When you’re thinking about how to design your patio, and whether or not (and how) to cover your patio, it’s important to think of your garden environment in a holistic way. Your patio, magnificent though it is, doesn’t exist in splendid isolation – it has to complement all of the other features of your garden as well, if it is to truly have the desired effect of improving your home.
Many homes have not just a patio, but a conservatory as well. And, quite often, the patio is placed right outside of the conservatory, surrounding it. In this case, it’s vital to make sure that you plan each sensitively to make sure that they work together, and that they don’t clash.
This means things like choosing your patio tiles to match the color of the frame of your conservatory. If you’ve got a wooden conservatory, light colors often work well, to counter the darkness of the wood. Likewise, if you have a white PVC conservatory, then a darker, richer shade of tile can show off both to their best.
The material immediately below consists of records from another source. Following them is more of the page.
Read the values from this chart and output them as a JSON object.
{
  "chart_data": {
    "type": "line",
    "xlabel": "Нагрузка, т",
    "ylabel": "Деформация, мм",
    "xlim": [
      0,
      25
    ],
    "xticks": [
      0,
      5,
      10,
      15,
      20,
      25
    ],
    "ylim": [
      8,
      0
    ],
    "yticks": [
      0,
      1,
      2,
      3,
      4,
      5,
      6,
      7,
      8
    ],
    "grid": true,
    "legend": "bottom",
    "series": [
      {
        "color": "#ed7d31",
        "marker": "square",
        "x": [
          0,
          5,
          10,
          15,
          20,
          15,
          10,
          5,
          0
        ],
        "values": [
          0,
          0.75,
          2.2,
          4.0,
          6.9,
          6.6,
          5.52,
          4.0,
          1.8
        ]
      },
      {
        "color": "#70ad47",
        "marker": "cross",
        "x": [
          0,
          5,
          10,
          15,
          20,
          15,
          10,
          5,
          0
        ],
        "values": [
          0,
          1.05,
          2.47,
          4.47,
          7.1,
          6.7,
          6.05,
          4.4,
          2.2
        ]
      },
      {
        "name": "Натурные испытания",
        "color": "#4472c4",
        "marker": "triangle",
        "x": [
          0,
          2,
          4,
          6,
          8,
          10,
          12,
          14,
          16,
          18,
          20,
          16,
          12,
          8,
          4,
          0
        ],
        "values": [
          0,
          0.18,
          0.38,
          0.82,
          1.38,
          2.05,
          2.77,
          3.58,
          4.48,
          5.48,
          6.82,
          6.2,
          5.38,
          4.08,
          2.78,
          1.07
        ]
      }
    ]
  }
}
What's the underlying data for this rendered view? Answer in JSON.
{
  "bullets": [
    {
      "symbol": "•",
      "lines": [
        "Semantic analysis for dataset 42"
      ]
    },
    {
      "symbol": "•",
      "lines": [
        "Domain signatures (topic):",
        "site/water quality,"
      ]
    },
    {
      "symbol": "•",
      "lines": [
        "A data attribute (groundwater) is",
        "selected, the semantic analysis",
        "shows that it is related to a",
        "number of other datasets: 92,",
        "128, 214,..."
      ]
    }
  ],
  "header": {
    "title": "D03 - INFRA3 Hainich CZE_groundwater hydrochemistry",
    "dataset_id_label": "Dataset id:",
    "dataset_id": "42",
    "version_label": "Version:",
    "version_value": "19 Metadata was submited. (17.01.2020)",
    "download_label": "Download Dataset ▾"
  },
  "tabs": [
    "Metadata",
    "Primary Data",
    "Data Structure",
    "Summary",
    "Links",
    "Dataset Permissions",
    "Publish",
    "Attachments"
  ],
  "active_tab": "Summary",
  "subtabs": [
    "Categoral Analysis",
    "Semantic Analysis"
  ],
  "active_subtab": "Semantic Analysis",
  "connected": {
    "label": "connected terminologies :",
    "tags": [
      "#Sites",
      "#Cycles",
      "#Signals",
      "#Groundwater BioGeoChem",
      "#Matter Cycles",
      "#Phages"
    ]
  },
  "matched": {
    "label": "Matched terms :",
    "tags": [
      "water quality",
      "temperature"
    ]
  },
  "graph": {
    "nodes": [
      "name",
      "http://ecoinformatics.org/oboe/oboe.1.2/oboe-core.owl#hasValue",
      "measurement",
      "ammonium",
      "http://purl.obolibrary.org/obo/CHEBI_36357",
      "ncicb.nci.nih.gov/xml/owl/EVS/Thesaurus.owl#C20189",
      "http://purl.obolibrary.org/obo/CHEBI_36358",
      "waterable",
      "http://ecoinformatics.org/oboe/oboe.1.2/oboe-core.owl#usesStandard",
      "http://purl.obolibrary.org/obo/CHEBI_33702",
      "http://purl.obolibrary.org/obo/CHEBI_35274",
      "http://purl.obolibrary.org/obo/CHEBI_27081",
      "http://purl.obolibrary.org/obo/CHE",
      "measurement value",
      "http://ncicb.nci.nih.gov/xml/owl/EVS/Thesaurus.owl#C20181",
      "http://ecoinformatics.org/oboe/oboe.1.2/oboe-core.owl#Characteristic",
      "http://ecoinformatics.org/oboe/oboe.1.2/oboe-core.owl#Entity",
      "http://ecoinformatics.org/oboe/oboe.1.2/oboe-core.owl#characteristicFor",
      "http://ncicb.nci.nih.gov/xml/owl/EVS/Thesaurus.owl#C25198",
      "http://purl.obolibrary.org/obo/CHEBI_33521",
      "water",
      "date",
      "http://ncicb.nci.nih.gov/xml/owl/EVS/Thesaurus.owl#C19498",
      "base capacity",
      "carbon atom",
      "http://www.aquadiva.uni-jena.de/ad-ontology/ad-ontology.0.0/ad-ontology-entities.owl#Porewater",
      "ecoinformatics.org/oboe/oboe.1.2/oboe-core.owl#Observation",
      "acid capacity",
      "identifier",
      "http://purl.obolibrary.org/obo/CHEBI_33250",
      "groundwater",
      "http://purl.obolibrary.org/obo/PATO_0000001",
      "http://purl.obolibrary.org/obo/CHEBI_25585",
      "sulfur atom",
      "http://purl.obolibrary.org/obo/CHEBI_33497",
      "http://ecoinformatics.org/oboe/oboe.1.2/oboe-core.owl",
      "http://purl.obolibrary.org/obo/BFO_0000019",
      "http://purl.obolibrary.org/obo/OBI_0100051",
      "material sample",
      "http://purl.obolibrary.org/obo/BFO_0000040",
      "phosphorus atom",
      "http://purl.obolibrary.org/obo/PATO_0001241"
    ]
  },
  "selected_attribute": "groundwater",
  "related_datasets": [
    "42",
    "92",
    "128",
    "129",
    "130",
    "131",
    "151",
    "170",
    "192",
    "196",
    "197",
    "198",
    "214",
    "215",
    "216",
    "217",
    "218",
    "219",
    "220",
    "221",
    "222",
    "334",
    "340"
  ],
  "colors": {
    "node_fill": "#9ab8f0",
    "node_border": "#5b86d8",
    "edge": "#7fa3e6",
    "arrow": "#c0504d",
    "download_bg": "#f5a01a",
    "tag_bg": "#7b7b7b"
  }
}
However, contrasts don’t work quite so well when you are planning a patio cover or a patio roof to sit next to your conservatory. A wooden patio cover next to a white PVC conservatory frame is a garden style disaster waiting to happen. So is an aluminum frame next to a classic wooden conservatory – a disaster so hideous, in fact, that you’ll probably spend your time hiding behind your conservatory blinds, rather than venturing out to actually enjoy your garden.
One of the best ways is to construct the patio frame from the same wood as the conservatory frame. If possible, buy the wood for both at the same time. That way you can be assured of a good match that will leave your garden looking effortlessly beautiful.
As with other applications of patio blinds, there are really no differences with respect to these styles. The name is just to describe where they will be used. In the case of a true greenhouse application, it is essential to use blinds that can withstand those moist and humid conditions. Wood blinds could work well, though you will not often need to have them on many windows as it is the sun you are wanting here.
The more common application of blinds for a conservatory are in the sunroom application, where you have created a new living space. You may consider this an outdoor room or an extension of another indoor living space that you have more properly built out. In either case, there are a variety of blinds from which to choose. These include solar blinds, pleated blinds, roman shade styles, venetian and vertical blinds as well. The solar styles are often made to be especially UV resistant and can help keep your conservatory a more pleasant place to spend some quality time.